When you purl using the Continental method, you not only hold the yarn and control tension with your left hand, but you also hold the yarn in front of the needles, as for the English method.

The Continental method makes it easier to move the yarn from the front of the needles to the back of the needles in the same row. As a result, when you work ribbing or seed stitch using the Continental method, you really feel the difference.

1 Hold the needle with the cast-on stitches on it in your left hand, and hold both the empty needle and the working yarn wound around the fingers of your left hand.

2 Holding the yarn in front of both needles, insert the right needle from back to front (that is, from right to left) into the first stitch on the left needle.

Your needles will form an X, with the right needle in front of the left needle.

3 Use your left forefinger to wrap the yarn around the right needle from front to back, between the needles, and back to the front of the right needle.

Note: This is a small, quick motion that involves flicking your left forefinger down, bringing the yarn between the needles and then back up, and creating a loop on the right needle.

4 Pull the right needle toward the back, bringing the new loop of yarn that you just wrapped around it through the cast-on stitch (a); then slip the cast-on stitch off the left needle (b).

You now have 1 stitch on the right needle.

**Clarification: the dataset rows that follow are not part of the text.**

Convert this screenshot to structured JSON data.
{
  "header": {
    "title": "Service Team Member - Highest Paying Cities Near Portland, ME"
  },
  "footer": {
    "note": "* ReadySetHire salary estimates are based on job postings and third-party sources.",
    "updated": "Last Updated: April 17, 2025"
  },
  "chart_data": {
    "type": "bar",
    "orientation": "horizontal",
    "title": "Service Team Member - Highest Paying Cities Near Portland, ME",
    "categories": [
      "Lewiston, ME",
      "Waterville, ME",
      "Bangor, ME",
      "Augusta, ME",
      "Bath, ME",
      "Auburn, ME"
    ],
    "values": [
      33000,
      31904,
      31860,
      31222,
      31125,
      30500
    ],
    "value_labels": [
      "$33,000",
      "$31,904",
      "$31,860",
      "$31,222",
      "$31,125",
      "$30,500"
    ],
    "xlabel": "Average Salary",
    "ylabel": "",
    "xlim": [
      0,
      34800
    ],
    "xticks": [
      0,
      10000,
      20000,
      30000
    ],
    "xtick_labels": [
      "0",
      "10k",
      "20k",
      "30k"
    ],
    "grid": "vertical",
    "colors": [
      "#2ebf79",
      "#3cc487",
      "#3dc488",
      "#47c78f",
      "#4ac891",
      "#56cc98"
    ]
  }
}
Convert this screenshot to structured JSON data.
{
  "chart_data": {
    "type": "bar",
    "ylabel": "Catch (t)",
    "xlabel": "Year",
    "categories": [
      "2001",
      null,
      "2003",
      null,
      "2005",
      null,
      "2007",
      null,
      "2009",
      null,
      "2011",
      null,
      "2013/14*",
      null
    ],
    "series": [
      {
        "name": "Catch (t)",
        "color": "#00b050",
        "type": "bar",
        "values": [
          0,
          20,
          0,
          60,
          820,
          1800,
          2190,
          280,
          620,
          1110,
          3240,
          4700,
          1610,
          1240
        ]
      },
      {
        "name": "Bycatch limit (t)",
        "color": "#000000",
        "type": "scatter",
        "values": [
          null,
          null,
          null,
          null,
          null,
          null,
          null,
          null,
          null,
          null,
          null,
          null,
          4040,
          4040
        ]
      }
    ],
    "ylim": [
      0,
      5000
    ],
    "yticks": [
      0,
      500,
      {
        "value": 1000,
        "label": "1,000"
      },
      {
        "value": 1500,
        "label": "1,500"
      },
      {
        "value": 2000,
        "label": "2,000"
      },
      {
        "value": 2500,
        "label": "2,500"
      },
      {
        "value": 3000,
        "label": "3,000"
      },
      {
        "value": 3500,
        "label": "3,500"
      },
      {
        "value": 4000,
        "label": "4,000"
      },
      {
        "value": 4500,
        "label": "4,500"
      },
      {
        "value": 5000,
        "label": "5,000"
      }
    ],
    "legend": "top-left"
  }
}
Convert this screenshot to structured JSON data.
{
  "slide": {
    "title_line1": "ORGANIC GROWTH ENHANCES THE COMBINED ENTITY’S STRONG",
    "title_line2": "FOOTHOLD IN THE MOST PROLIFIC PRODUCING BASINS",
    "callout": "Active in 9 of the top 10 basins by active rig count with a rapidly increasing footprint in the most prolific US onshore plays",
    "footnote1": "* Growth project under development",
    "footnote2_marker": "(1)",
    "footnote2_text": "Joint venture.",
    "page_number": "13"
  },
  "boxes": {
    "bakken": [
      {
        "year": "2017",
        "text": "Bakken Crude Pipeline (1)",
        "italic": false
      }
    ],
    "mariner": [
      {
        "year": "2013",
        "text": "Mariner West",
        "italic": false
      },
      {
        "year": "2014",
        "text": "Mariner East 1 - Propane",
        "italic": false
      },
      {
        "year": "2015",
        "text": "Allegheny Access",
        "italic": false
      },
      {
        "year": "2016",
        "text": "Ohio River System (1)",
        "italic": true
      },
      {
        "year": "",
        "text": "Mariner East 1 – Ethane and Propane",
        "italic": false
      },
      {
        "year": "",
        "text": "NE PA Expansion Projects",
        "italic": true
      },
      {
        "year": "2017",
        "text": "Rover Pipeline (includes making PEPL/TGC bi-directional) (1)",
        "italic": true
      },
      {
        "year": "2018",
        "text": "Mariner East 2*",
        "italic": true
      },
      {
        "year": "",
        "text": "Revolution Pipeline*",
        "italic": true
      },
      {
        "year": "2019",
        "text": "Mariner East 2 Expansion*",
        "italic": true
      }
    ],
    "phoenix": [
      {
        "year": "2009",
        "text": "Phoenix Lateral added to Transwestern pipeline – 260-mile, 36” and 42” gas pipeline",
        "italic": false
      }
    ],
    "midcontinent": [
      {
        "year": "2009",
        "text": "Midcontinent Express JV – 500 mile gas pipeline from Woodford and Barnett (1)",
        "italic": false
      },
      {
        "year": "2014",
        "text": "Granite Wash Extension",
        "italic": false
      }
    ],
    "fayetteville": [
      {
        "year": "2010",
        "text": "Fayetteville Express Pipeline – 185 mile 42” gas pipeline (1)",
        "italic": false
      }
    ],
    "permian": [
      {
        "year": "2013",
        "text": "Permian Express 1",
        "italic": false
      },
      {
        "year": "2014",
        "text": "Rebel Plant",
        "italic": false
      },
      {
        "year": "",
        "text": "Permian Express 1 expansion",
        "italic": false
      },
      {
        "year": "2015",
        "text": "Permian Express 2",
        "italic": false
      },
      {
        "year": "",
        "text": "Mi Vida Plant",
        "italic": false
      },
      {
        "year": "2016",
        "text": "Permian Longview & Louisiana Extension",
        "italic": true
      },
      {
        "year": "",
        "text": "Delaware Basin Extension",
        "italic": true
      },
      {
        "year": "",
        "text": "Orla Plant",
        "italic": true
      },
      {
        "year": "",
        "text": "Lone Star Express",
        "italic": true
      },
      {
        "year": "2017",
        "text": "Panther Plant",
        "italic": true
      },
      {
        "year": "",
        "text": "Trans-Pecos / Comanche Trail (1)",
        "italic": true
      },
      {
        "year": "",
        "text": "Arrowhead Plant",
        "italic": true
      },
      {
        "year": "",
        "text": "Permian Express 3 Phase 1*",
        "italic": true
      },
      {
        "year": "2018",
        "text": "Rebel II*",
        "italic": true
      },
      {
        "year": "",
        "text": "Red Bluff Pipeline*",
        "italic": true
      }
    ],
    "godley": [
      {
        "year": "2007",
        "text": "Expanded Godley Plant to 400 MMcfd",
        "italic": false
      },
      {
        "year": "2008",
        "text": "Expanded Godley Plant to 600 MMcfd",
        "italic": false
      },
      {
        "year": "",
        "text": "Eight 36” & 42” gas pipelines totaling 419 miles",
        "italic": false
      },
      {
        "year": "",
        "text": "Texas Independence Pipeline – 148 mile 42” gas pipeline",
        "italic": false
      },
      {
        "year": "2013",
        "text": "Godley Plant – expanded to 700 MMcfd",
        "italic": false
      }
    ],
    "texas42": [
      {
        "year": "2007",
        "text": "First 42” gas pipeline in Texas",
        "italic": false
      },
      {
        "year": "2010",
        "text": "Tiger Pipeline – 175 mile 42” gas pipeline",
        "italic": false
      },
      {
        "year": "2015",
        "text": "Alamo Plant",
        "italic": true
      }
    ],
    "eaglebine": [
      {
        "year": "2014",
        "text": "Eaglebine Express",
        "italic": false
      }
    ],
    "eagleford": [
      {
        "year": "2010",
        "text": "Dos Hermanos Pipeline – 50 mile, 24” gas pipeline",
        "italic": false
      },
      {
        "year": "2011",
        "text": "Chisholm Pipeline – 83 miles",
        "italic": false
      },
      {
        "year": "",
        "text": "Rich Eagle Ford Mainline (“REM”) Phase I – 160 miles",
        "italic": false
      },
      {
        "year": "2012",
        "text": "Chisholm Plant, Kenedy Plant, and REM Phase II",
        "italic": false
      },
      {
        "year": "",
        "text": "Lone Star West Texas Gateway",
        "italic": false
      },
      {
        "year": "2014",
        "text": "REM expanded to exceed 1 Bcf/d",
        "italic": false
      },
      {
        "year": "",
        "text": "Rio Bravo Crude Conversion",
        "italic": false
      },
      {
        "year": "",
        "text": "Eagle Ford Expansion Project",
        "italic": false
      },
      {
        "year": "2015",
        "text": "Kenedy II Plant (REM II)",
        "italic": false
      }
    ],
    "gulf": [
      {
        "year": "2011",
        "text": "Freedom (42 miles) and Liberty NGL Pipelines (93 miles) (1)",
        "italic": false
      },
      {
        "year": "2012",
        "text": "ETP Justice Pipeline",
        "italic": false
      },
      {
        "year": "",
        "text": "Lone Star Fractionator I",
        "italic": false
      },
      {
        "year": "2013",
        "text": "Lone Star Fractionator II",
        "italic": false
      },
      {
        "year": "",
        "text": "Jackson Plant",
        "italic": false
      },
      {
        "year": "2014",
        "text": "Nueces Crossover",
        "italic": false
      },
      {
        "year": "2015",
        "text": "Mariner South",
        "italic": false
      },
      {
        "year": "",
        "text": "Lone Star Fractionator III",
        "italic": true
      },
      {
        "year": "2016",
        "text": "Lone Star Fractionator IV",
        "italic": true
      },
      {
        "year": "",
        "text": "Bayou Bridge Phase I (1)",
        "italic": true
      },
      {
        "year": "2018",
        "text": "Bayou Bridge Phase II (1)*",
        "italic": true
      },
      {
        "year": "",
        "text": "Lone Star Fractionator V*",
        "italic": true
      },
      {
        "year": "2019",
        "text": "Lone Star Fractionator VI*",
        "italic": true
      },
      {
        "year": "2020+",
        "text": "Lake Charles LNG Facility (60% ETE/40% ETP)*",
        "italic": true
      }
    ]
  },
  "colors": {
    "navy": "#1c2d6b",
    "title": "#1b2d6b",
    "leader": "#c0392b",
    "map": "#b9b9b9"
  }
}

Note: You may want to use your right forefinger to keep the wrapped strand from slipping off the tip of the needle at step 4a.

5 Repeat steps 2-4 for each remaining cast-on stitch, until all of the new stitches are on the right needle.

You have now completed 1 row of purling.

6 Switch the needle with stitches on it back to your left hand and repeat steps 2-5 for each row.

Getting uneven tension with the continental method?

Some knitters find that their stockinette stitch looks uneven when they knit Continental style. For some reason, the purl rows are looser, and look slightly raised on the knit side. If you are having the same problem, you can use a needle one size smaller for all of the purl rows to compensate.